Hands On With The World’s First Eye Controlled Ultrabook Prototype
The ability to control a computer with your eyes may seem like something straight from science fiction, but that functionality is getting closer to reality. This week, Tobii Technology showed off a prototype ultrabook that will become the first in its category to come with a built-in eye tracker.
After announcing its partnership with Synaptics for the project earlier this year, Tobii demonstrated its working prototype at this year’s CES Unveiled. The laptop comes with an eye tracker similar to its Rex, which impressed us at last year’s CES with its responsive eye detection capabilities. The prototype features an eye tracker built into the clamshell’s hinge between the display and the keyboard, which is typically where the Rex peripheral sits when it's attached to a laptop.
The device we saw wasn’t entirely functional, but we were able to interact with the Windows 8 interface through the eye tracking tool. We activated icons on the desktop by simply looking at them and controlled the cursor with our eyes rather than the touchpad. For instance, we learned more about the forecast in New York City by looking at a weather icon on our desktop. When staring at an icon with the Apple’s stock ticker, we saw more information about how the company’s stock prices have fluctuated recently. The icons unfolded as we gazed at them and then returned to normal when we looked elsewhere on the screen.
While the technology was notable, there were some instances in which the eye tracker misinterpreted our movements. We tried to open Internet Explorer by looking at the tile on the Windows 8 modern UI, but we accidentally launched the photo gallery. In other scenarios, however, we found it easier to scroll through Web pages by looking up and down rather than maneuvering our cursor over to the scroll bar.

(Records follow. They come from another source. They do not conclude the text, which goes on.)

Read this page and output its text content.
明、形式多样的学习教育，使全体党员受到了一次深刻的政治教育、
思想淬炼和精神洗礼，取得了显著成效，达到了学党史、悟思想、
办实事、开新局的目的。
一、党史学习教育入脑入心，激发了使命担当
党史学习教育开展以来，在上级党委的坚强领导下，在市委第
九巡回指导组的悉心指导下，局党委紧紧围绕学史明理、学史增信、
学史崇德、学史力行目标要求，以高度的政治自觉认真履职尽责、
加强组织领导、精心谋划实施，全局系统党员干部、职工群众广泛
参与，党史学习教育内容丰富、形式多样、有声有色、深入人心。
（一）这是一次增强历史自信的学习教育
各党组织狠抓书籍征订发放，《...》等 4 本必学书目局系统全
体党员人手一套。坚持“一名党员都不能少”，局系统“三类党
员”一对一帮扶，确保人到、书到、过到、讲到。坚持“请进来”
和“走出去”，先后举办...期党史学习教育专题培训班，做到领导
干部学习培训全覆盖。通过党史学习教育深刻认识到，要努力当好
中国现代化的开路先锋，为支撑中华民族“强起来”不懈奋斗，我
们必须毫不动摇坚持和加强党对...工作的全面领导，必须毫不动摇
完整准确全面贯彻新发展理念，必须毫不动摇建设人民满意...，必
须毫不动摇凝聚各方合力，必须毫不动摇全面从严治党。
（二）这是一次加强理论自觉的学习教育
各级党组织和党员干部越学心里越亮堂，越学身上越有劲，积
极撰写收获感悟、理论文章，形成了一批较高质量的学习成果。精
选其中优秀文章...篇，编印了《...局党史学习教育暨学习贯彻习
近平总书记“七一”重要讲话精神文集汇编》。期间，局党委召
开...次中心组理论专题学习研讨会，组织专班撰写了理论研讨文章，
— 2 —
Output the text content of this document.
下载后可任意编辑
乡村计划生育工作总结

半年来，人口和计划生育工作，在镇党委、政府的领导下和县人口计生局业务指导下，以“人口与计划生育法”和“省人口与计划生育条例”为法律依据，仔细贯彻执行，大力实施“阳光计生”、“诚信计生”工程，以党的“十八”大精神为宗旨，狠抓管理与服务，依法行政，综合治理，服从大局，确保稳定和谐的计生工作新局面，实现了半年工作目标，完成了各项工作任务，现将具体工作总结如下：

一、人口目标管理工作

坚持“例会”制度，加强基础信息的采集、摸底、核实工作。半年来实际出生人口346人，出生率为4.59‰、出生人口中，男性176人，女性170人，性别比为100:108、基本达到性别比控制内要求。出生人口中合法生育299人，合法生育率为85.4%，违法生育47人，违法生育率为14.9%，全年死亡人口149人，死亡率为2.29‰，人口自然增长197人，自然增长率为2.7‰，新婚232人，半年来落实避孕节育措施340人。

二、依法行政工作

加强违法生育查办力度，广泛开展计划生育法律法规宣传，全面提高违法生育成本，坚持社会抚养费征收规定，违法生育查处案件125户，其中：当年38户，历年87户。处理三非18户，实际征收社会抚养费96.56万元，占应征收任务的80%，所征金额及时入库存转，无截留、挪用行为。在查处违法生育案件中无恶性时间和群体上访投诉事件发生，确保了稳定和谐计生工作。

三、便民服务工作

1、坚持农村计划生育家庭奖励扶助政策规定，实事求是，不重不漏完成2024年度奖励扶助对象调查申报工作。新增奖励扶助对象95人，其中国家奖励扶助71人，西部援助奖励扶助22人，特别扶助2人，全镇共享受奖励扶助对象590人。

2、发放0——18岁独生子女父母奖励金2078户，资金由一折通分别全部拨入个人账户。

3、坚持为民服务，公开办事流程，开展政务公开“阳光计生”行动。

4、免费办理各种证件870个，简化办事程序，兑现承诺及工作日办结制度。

However, we began to feel slightly strained when selecting multiple links in a row. Our eyes darted around the screen as we opened one menu after another, and in another instance we stared at an icon for multiple seconds before the app responded.
Eye tracking, like other types of perceptual computing, is meant to enhance the ways we interact with computers rather than eliminating other forms of input. The eye tracker isn’t intended to replace the mouse or keyboard, but instead should work with them. For example, we selected a link by looking at it and pressing a button on the keyboard, which was quicker than having to move the mouse over to the desired link.

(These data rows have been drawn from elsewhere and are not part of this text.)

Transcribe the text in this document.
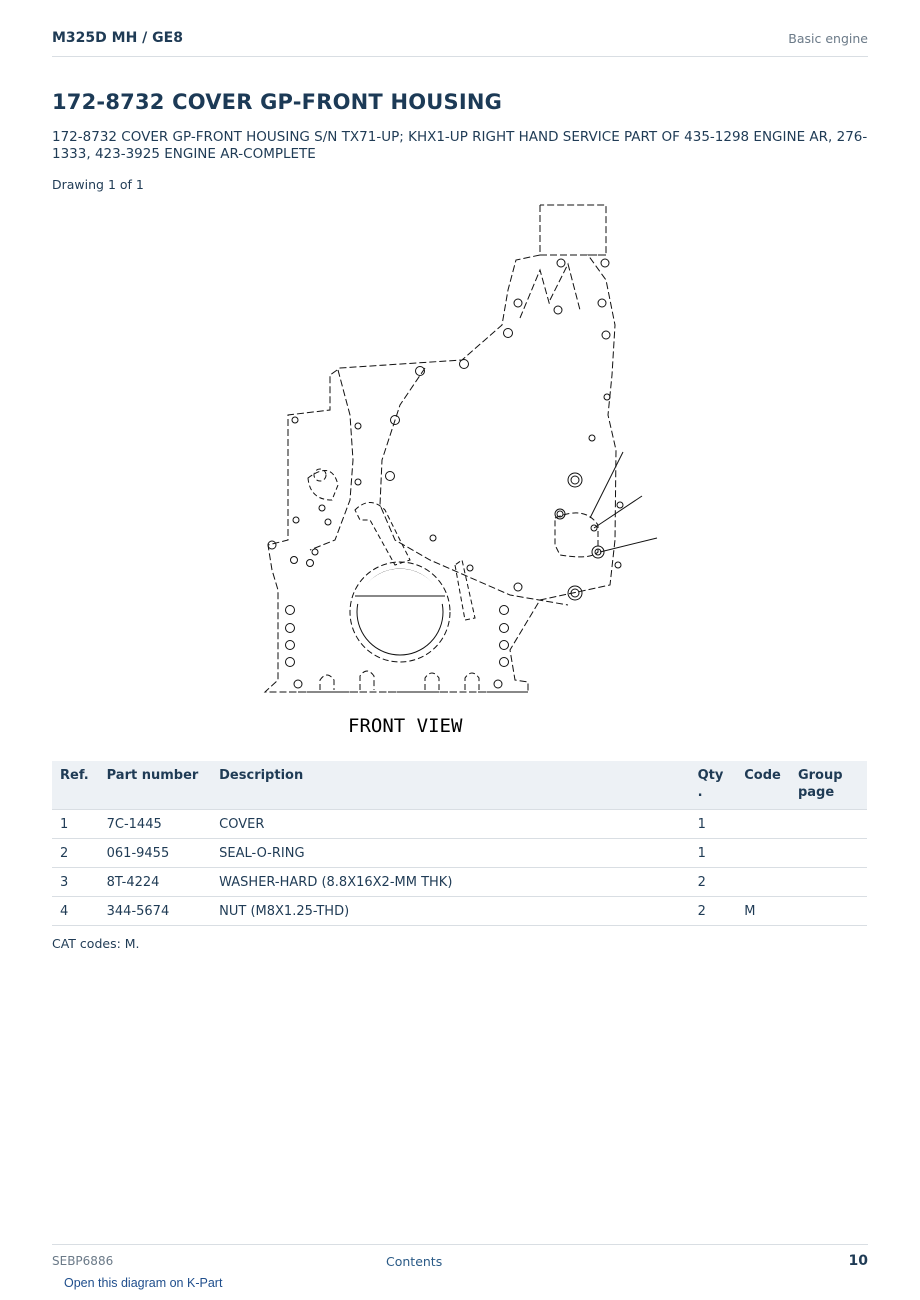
M325D MH / GE8	Basic engine
172-8732 COVER GP-FRONT HOUSING
172-8732 COVER GP-FRONT HOUSING S/N TX71-UP; KHX1-UP RIGHT HAND SERVICE PART OF 435-1298 ENGINE AR, 276-1333, 423-3925 ENGINE AR-COMPLETE
Drawing 1 of 1
FRONT VIEW
Ref.	Part number	Description	Qty .	Code	Group page
1	7C-1445	COVER	1		
2	061-9455	SEAL-O-RING	1		
3	8T-4224	WASHER-HARD (8.8X16X2-MM THK)	2		
4	344-5674	NUT (M8X1.25-THD)	2	M	
CAT codes: M.
SEBP6886	Contents	10
Open this diagram on K-Part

Tobii’s technology is just one implementation of perceptual computing that will be built directly into laptops in the near future. Leap Motion recently teamed up with HP to launch the first laptop with gesture detection, the HP Envy 17. Creative Labs and Intel also have plans to put its motion-enabled Senz3D camera directly into notebooks as well.
Despite the slight bugs, we’re excited about the potential for Tobii’s eye tracking technology. The company doesn’t have any information about pricing and hasn’t revealed who its hardware partners will be. The notebook is expected to launch sometime in 2014.